I couldn't find a proper documentation of the software used for generating the read counts of the TCGA level 3 data.
I have done 21 normal sample Vs 21 tumor samples analysis using TCGA RNASeq level3 data to find deferentially expressed genes using DESeq.
And further I have taken Illumina body map SRA file, processed using TOPHAT and generated counts using HTSeq. The HTSeq read counts generated using TOPHAT bam files were compared with 21 tumor sample from TCGA level 3 data.
So, now as expected the differential expressed genes using DESeq between "Illumina body map comparison with 21 tumor samples" and "21 normal sample Vs 21 tumor samples from TCGA" should have good overlap of deferentially expressed genes. But the overlapping genes are very less.
Does this means there is something wrong with the processing of illumina body map file and or due to the variation in protocol followed for TCGA data?
Could anyone tell me how the read counts in the TCGA level 3 data is generated? Using which program?
I'm 99% certain that they use RSEM (after mapsplice, I think), though I don't know the version numbers or any options that they specify. I imagine that this could give rather divergent results from tophat2 -> htseq-count...there'd at least be a batch effect.
I have download TCGA RNASeqV1 which uses RPKM instead of RSEM, I think RNASeqV2 uses RSEM? And if it is batch effect, what can be done to get rid of batch effect?
And as far as my knowledge TCGA RNASeqV1 (TOPHAT2+cuffdiff+cufflink) uses Tuxedo pipeline to do the analysis, But if this is the case how do they generate raw count?
Ah, yeah, V1 data is different and I don't know off-hand how that was made. If they did use cufflinks then it's unlikely that they used raw counts at any point (though you can use the merge GTF file with htseq-count to get them).

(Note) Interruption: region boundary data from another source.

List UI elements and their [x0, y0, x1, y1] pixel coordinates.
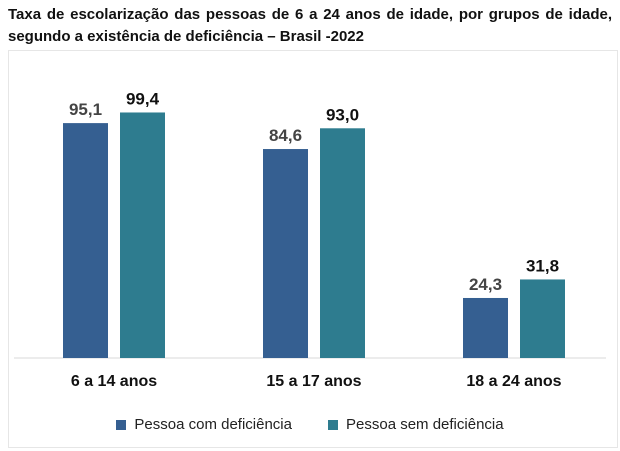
data-label-without-disability-2: 31,8: [526, 256, 559, 275]
data-label-with-disability-0: 95,1: [69, 100, 102, 119]
legend-swatch-with-disability: [116, 419, 127, 430]
legend-label-without-disability: Pessoa sem deficiência: [346, 416, 504, 433]
bar-without-disability-2: [520, 279, 565, 358]
legend-item-without-disability: Pessoa sem deficiência: [328, 416, 504, 433]
bar-without-disability-1: [320, 128, 365, 358]
bar-with-disability-0: [63, 123, 108, 358]
chart-legend: Pessoa com deficiência Pessoa sem defici…: [0, 416, 620, 433]
legend-item-with-disability: Pessoa com deficiência: [116, 416, 292, 433]
data-label-with-disability-2: 24,3: [469, 275, 502, 294]
x-tick-label-0: 6 a 14 anos: [71, 373, 157, 390]
chart-panel: [8, 50, 618, 448]
chart-title: Taxa de escolarização das pessoas de 6 a…: [8, 6, 612, 45]
x-tick-label-1: 15 a 17 anos: [266, 373, 361, 390]
bar-without-disability-0: [120, 112, 165, 359]
data-label-without-disability-1: 93,0: [326, 105, 359, 124]
bar-with-disability-1: [263, 149, 308, 358]
x-tick-label-2: 18 a 24 anos: [466, 373, 561, 390]
legend-label-with-disability: Pessoa com deficiência: [134, 416, 292, 433]
legend-swatch-without-disability: [328, 419, 338, 430]
data-label-without-disability-0: 99,4: [126, 89, 160, 108]
bar-with-disability-2: [463, 297, 508, 358]
data-label-with-disability-1: 84,6: [269, 126, 302, 145]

Comparison across data sets generated by different groups is not something that you should expect to work well. To make matters worse, the data processing for the different sets appears to be quite different. A lot of folks seem to make the assumption that since "it is all RNA-seq", it should be possible to make comparisons between any two datasets. Unfortunately, that is generally not true. The same problems exist as for microarrays. Batch effect is something that can be minimized, but not ignored.
If I could up-vote this more than once I would. It's amazing how many people try to ignore the simple truth that, "Batch effect is something that can be minimized, but not ignored."
I totally agree. As I mentioned below, we re-processed all of the RNA-Seq data from multiple datasets as part of our pipeline, in order to minimize the batch effect. You still have differences but at least it can be minimized. TCGA was especially messy due to different aligners used, different genomes used, etc.
How do you solve your problem at end?I just want to combine TCGA level 3 data with my RNAseq htseq-count to get differential expression gene.But I'm not sure what parameters to use to rerun my RNASeq raw data with MapSplice &RSEM in order to be in accordance with TCGA level 3 data.